8 This is quite clear in the case of the TPA causes of action, where previously the plaintiffs relied on oral representations made before the execution of the deeds, whereas they now rely upon representations made in the deeds themselves. The substitution of representations is not quite so clear in the case of the cause of action in estoppel, by reason of the language used. But it may well be that the same is true there, because the representation in the pleading in its original form was certainly alleged to have been made before the entry into the deed, rather than upon it being entered into.
9 Here (and this is to be contrasted with what I said about the defendants’ course of action in [14] of my judgment), evidence has been given of the plaintiffs’ lawyers’ course of action that is relevant to the application. It does appear that no consideration was given to the form of the pleading in this regard until the privity argument was announced by Mr Parker on 14 September 2005. However, it was only when that occurred and the potential need to revert to these causes of action arose, that the form of the pleading was considered.

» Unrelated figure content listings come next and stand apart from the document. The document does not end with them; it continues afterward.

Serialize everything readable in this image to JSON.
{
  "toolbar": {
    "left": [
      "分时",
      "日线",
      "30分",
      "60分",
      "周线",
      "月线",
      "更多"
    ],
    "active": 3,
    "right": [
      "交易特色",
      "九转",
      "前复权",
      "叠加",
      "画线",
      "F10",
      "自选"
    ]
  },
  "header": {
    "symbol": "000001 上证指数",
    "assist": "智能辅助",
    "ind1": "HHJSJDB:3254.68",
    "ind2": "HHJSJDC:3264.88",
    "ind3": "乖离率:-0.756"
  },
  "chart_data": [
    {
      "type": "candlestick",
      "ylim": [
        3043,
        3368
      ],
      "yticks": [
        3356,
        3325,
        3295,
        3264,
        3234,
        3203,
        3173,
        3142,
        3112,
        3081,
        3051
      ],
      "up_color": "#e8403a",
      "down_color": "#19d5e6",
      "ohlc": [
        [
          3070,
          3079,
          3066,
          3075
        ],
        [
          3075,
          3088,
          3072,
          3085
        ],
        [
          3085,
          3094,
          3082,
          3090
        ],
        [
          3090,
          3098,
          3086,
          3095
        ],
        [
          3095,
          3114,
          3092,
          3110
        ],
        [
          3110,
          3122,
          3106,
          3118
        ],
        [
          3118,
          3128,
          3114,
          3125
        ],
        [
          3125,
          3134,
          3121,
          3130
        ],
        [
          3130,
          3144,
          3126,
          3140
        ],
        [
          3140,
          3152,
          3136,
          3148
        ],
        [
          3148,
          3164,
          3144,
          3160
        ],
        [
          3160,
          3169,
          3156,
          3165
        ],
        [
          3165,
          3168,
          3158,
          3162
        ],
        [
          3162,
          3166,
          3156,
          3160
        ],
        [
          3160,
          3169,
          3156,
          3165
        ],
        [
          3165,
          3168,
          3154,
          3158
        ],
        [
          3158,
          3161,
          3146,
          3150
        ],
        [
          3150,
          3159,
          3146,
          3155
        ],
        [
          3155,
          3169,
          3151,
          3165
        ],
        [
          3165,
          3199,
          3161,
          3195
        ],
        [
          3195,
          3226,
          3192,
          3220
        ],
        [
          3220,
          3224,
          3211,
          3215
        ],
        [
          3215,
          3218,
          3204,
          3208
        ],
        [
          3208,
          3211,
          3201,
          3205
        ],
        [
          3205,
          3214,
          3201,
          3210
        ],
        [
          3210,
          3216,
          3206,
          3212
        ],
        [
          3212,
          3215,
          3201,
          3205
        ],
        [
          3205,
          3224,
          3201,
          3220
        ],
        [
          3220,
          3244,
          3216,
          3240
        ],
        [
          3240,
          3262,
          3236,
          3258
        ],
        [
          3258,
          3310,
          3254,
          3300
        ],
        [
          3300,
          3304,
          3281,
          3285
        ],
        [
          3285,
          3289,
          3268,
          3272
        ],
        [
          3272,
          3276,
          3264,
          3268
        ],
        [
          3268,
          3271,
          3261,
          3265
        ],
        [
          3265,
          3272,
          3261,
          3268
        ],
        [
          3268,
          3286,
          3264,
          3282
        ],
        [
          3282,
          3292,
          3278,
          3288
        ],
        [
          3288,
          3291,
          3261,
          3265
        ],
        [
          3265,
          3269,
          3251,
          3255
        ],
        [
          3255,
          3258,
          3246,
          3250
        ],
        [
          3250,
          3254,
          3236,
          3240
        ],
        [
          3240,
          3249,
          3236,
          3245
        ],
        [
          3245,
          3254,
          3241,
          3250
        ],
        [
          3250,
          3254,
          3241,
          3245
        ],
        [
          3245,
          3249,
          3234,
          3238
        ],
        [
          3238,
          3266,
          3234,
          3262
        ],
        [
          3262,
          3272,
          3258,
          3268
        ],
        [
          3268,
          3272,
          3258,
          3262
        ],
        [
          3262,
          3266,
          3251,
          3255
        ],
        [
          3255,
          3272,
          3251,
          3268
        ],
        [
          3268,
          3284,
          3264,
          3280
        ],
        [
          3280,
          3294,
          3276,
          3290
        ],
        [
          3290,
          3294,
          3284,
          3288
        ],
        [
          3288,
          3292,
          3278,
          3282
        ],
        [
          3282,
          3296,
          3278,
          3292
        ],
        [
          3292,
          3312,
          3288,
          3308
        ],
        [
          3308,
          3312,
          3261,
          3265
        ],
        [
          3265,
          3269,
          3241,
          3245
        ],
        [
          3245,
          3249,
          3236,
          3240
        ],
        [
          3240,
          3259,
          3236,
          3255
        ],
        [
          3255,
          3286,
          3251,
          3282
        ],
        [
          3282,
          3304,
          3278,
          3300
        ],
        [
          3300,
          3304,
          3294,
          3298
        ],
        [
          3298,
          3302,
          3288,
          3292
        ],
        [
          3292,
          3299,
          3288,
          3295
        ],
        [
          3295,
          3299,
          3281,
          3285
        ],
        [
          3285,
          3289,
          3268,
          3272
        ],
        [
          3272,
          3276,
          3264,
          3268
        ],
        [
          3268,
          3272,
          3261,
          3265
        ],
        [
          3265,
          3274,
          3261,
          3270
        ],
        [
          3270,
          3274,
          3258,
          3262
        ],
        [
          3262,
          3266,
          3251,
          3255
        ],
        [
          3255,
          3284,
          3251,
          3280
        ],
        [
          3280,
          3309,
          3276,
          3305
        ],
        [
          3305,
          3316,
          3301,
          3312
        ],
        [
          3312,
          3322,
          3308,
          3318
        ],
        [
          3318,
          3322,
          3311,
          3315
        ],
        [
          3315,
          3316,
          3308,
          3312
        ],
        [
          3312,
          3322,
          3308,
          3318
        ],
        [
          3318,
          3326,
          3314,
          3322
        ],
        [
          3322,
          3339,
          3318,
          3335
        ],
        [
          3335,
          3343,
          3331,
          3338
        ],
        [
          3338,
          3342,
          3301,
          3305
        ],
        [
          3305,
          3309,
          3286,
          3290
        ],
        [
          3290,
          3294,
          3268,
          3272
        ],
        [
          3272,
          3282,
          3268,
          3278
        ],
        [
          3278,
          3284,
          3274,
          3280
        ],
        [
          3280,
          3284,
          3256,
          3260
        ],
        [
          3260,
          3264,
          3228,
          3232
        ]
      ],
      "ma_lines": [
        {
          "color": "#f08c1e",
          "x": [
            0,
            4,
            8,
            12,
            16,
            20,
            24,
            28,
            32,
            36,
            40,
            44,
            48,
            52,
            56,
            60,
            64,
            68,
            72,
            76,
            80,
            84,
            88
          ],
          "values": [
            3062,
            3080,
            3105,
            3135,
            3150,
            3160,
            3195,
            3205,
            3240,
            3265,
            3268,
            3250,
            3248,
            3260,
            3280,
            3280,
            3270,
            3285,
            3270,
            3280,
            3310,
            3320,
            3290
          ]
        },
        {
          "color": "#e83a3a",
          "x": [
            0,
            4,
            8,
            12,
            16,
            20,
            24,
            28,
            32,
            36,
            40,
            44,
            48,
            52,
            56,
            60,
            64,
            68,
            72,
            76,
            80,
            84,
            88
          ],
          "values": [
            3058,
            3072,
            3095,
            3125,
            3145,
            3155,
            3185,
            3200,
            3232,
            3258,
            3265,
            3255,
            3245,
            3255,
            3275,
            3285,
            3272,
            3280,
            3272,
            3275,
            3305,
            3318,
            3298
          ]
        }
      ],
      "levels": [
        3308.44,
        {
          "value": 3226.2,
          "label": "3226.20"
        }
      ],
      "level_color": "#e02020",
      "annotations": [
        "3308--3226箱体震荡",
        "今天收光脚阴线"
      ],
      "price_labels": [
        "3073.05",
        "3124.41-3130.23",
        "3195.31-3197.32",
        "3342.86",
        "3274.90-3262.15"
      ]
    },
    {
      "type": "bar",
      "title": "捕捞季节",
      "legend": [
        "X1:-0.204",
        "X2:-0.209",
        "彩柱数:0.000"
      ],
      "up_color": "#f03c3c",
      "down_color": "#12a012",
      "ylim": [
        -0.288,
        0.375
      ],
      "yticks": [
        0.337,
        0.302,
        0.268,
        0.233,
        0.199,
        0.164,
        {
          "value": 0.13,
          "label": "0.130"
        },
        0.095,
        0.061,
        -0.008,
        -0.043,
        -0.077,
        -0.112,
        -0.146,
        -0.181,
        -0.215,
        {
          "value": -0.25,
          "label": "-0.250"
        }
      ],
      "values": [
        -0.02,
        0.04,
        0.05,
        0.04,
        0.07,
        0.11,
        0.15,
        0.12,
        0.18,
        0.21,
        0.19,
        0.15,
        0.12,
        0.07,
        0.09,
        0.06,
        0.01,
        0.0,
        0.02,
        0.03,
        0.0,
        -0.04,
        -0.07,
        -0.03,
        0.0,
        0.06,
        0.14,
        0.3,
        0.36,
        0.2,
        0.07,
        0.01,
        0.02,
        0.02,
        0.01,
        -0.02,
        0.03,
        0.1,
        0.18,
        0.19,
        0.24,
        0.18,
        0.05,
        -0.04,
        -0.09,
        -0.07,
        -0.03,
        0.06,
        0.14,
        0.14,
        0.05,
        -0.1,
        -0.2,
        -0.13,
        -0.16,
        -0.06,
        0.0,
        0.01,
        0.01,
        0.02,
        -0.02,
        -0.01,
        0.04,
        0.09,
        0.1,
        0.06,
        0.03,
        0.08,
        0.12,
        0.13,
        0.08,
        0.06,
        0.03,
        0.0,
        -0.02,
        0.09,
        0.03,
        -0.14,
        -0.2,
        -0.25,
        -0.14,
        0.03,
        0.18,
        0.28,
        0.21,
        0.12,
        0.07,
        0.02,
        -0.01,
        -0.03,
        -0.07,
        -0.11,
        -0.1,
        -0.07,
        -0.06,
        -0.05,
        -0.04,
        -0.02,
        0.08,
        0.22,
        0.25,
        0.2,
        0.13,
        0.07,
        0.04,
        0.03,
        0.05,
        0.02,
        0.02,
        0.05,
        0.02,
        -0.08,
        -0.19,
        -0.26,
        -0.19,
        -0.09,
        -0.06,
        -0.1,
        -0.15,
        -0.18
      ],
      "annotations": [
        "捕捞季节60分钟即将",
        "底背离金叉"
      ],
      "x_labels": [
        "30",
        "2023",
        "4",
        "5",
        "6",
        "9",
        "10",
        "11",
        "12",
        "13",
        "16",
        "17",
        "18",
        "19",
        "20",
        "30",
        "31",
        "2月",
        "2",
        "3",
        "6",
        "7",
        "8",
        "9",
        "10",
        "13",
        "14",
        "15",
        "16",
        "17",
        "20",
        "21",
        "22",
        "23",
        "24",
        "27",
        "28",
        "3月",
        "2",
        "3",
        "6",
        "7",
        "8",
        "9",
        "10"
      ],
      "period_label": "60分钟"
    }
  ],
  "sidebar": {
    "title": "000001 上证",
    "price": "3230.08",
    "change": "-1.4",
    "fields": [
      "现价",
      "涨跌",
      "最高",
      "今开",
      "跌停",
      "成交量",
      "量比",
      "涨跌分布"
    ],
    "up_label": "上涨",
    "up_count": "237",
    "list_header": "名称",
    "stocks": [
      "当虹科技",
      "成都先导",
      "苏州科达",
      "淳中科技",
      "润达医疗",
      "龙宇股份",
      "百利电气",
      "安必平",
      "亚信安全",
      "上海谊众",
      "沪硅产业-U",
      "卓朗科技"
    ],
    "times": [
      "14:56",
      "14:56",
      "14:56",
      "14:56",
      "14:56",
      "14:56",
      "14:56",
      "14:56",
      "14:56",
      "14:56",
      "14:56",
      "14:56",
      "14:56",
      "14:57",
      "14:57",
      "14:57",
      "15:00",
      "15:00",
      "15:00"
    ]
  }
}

10 I have been told that this amendment will not lead to the plaintiffs seeking to add to their evidence. However, the defendants, whose counsel had carried out some cross examination on the subject matter of reliance, relating to the causes of action based on representations, will feel the need to cross examine the first plaintiff further, should the amendment be allowed in this form.
11 Mr Silver is now resident in London but further cross examination, which should not be too lengthy, can be afforded by video link.
12 Mr Parker presses that the change in course that will be effected, if the amendment is allowed, ought not be permitted at this stage of the proceedings. He draws my attention to my own remarks about lateness in my judgment. They are certainly not irrelevant and the decision is a close one. However, I bear in mind that evidence has been laid before me that suggests that the plaintiffs' course was shaped by the lack of adversion by the defendants to the privity point until late in the case. It was only after this that attention was refocused on the abandoned causes of action and their form.
13 The representations now to be relied on, although different from those earlier pleaded, are not material new to the case. They are contained in the deeds sued upon and the extension of the hearing will be only by cross examination of one witness, who is a party and who is readily available, albeit by video link. This is all in a context where the revival of the abandoned causes of actions is not opposed, although, as I have made plain, the allowance of the amendment is strongly objected to.
14 The conclusion I have come to is that the dictates of justice will be best served in this instance by permitting the amendments sought. I grant leave to the plaintiffs to file in court a further amended statement of claim. An affidavit verifying it should be brought forward in due course. I order that the plaintiffs pay the defendants’ costs thrown away by the amendment.